Харди пустил лошадь медленным шагом, не оглядываясь на пленника. Ослабленная веревка начала натягиваться. Райс хотел пить. Боже милостивый! Он мучился от жажды. Но ноги его уже пришли в движение. Реддинг пытался ступать как можно мягче по выжженной, горячей земле и острым камням. Он не должен натягивать веревку, иначе шея его просто будет сломана или он задохнется. А он еще не был готов к смерти. Не сейчас. У него наклевывалось новое дело на этой земле.
Он должен свести счеты с этими негодяями, и он не собирался умирать, пока не рассчитается с ними.
Сюзанна! Он попытался думать о Сюзанне. Не о боли. Не о жажде. Не о мучениях — о Сюзанне: о ее лиловых глазах и улыбке, о свежем запахе ее волос.
Райс старался двигаться быстрее, чтобы не затягивать веревку, но это становилось все труднее. Петля сдавливала ему глотку, затянувшись, когда он споткнулся. Правда, Харди замедлил шаг лошади, точно боясь слишком рано прикончить свою жертву. Лошадь шла шагом, но Райс начал выдыхаться, он сбил себе ноги в кровавое месиво, задевая босыми ступнями за острые камни, и, кроме того, он спотыкался значительно чаще, чем раньше.
Реддинг не знал, какое расстояние они преодолели, когда, наконец, Харди остановился под огромным раскидистым тополем. Мартин перебросил конец веревки через ветку и обвязал ее вокруг ствола. Райс вынужден был стоять прямо, иначе он обрекал себя на смерть от удушья. Веревка чуть-чуть провисла, но послабление было незначительным. Райс ждал, что будет дальше. И дождался.

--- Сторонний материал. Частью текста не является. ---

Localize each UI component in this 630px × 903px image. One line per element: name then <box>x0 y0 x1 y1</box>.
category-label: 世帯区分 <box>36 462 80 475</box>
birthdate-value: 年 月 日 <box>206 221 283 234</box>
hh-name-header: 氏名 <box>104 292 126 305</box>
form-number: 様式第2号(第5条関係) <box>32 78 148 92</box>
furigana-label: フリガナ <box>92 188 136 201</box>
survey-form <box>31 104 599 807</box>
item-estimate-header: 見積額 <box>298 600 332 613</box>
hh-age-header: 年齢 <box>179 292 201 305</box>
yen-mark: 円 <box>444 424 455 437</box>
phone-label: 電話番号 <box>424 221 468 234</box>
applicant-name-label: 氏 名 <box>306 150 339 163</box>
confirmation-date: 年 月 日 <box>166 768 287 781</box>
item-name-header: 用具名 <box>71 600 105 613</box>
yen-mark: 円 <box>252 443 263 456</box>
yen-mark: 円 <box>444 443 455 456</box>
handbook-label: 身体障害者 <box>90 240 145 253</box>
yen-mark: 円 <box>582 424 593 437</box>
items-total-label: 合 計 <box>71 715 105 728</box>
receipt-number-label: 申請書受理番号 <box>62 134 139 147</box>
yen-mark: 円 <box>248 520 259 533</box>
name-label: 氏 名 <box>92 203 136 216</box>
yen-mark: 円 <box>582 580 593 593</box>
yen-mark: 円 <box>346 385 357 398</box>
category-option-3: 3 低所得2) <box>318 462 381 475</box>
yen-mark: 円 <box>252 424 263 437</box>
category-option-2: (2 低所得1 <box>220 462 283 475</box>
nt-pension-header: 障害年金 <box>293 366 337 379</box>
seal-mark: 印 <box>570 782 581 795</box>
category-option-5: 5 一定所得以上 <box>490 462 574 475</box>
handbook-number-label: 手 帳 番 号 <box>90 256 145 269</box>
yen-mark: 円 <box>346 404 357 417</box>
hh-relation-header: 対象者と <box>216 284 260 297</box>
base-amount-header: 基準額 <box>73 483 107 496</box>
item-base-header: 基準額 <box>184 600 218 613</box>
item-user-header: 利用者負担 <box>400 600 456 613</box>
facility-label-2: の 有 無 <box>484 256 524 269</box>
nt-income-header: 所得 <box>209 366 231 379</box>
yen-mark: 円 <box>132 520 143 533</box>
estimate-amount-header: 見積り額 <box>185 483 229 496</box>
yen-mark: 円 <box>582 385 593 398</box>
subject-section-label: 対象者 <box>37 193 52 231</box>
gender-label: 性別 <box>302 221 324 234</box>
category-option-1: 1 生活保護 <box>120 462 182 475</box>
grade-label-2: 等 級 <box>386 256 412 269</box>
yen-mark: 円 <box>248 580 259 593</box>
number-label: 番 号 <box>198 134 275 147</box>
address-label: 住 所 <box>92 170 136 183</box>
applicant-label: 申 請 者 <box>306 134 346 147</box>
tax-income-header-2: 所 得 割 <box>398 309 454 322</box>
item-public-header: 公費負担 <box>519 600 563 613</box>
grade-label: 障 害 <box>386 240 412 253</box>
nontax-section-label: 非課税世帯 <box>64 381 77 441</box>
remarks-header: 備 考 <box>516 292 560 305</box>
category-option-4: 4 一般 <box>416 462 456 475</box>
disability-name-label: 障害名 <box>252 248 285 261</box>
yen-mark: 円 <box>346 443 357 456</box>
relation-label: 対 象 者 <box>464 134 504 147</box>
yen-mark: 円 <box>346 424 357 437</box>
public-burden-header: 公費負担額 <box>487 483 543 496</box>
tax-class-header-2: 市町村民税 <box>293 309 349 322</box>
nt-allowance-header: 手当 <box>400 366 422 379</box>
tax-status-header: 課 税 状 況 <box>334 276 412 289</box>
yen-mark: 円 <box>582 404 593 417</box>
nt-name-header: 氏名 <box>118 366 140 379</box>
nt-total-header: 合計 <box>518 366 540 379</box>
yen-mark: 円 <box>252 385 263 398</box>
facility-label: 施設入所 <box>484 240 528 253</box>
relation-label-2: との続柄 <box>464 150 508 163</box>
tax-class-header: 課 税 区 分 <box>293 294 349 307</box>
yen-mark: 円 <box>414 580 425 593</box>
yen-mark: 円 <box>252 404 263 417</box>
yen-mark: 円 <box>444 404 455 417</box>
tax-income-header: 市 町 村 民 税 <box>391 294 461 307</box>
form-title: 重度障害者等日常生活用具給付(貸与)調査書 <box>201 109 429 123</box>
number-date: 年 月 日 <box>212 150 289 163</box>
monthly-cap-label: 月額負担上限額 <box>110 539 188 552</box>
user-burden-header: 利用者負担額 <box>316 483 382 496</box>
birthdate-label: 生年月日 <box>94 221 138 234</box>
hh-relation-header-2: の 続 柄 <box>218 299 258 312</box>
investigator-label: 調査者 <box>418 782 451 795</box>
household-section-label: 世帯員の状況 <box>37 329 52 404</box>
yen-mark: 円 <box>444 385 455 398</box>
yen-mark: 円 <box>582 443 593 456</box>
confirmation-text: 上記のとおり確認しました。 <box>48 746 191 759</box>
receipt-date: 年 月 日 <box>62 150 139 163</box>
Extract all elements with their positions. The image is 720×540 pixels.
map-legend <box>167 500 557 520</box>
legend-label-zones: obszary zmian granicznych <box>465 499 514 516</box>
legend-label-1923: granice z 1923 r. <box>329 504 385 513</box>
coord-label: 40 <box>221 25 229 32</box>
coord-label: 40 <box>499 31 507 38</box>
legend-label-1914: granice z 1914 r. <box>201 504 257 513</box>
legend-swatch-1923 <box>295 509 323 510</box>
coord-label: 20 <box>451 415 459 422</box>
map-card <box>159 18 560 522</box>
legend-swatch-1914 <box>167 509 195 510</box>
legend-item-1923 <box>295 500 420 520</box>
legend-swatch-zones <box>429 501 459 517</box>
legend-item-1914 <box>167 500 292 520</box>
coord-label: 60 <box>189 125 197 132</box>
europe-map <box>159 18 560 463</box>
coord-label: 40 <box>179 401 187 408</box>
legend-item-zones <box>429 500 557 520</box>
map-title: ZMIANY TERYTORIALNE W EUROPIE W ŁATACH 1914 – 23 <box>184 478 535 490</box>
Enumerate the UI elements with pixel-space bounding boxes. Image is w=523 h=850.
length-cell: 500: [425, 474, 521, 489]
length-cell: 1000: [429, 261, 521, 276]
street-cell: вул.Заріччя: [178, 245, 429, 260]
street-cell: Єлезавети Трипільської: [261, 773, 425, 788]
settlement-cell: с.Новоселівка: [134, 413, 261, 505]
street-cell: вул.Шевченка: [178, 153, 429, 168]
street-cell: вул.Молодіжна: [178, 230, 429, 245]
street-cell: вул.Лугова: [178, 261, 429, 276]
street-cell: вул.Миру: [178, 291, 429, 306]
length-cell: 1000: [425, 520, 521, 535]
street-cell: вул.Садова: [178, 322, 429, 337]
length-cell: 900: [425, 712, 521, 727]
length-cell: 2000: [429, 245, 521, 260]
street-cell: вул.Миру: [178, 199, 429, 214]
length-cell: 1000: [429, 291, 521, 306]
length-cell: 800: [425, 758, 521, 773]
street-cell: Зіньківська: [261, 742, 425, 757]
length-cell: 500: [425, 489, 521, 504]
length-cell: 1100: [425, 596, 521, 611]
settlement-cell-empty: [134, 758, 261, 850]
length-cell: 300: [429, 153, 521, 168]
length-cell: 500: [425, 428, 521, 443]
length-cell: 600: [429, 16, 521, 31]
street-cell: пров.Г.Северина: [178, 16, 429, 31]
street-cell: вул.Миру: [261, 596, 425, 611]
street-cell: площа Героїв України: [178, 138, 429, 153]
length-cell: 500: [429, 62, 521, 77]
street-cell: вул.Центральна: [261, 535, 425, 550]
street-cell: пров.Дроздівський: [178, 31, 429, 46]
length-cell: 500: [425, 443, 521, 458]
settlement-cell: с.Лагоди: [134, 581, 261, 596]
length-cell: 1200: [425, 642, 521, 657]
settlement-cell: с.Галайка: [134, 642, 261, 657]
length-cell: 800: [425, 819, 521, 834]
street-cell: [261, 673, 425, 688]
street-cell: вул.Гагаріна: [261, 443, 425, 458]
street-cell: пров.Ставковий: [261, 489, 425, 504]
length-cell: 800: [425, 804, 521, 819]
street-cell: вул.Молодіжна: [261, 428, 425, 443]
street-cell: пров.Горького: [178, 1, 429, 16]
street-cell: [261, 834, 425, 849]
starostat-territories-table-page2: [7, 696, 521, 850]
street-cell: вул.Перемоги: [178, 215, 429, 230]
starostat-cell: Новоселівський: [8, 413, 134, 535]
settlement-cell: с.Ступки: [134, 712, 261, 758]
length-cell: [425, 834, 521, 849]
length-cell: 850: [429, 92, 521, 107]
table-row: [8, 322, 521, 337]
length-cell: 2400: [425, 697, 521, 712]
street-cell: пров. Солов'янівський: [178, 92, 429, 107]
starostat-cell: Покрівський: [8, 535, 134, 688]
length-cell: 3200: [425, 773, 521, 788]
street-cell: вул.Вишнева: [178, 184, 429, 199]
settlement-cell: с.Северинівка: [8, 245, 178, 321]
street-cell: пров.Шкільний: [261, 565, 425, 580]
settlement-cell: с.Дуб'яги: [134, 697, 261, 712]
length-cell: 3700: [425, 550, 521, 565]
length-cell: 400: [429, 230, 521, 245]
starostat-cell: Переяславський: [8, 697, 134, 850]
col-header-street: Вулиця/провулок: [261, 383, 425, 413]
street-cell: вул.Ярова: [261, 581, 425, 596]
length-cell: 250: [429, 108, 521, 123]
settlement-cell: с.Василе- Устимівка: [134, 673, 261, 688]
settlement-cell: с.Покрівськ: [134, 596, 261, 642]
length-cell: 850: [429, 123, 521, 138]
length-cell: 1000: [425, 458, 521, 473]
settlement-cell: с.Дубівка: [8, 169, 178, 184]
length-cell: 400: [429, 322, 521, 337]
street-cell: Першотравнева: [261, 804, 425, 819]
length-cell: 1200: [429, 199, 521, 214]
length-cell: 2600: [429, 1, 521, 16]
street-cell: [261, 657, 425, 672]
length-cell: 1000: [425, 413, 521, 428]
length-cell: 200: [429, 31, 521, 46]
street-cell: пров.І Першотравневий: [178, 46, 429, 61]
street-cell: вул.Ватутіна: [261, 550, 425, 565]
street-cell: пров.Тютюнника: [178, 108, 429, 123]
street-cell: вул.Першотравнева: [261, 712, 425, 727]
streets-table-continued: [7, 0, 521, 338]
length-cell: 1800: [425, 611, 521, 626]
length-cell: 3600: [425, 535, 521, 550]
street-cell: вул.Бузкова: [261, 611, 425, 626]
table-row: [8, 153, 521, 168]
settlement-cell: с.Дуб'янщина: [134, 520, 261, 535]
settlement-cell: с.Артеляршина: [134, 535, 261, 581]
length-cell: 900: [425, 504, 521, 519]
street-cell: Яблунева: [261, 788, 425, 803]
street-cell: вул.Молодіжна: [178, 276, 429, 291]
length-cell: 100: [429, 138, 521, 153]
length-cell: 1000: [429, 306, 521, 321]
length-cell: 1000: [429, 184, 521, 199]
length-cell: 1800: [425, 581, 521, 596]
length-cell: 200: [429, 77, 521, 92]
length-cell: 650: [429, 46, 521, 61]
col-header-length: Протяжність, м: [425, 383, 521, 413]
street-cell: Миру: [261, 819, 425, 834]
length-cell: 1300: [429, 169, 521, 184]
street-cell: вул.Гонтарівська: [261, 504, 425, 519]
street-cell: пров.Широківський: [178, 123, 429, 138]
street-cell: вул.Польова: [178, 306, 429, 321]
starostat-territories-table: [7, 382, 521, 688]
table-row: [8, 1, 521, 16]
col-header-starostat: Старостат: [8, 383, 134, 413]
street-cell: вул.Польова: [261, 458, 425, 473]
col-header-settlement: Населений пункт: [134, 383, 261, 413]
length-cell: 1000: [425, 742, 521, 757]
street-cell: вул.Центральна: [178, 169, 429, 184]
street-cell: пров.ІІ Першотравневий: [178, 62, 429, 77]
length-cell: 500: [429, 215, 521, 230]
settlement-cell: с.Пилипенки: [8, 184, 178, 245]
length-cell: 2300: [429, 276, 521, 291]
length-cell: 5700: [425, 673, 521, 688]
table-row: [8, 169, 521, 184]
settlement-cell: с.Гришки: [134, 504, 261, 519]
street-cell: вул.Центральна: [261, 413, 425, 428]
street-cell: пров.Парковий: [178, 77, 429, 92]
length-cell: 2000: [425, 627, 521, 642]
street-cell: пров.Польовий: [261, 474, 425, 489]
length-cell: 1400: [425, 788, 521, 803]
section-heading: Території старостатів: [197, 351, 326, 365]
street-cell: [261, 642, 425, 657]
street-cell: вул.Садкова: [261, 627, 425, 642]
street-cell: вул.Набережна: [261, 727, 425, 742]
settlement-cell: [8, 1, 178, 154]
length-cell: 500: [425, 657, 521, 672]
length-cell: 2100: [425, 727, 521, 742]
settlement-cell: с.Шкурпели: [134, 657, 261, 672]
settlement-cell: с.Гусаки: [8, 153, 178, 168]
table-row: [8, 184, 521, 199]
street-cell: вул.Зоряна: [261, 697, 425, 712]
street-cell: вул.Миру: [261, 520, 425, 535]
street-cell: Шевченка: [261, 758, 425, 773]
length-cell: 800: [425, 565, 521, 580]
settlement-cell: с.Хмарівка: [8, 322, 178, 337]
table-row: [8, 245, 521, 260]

Харди кивнул одному из своих ковбоев, тот достал хлыст.
— Посмотрим, как танцует наш щеголь, — предложил Харди. — И как он молит нас о прощении за свой длинный язык.
— И за Хупера, — добавил кто-то. Хлыст щелкнул, поднимая пыль вокруг Райса. Они хотели заставить его прыгать. А он принуждал себя оставаться недвижным.
— Ну, покойник, можешь начинать просить о помиловании, — предложил Мартин. — Или, может быть, вначале займемся манерами?
Райс никогда никого ни о чем не просил, тем более — не умолял. И теперь не собирался.
— Презренные твари. Пресмыкающиеся, — процедил он с отвращением.
Харди подал знак своему человеку, тот взмахнул бичом. Плетеный хлыст обвился вокруг груди, сдирая кожу. От боли Реддинг закрыл глаза. Слава Богу, хлыст помиловал его едва затянувшуюся рану. В следующий раз ему может не повезти. Кроме того, он не мог двигаться — не больно-то подвигаешься с веревкой на шее.
Удар бича вернул Реддинга в прошлое. Много воды утекло с тех пор, как хлыст другого человека обжигал его молодое тело, заставляя почувствовать собственное ничтожество. Тогда в собственных глазах он был не человеком, хуже пса. Тогда он ничем не мог себе помочь. Но сейчас… Сейчас совсем другое дело… если он выживет, конечно.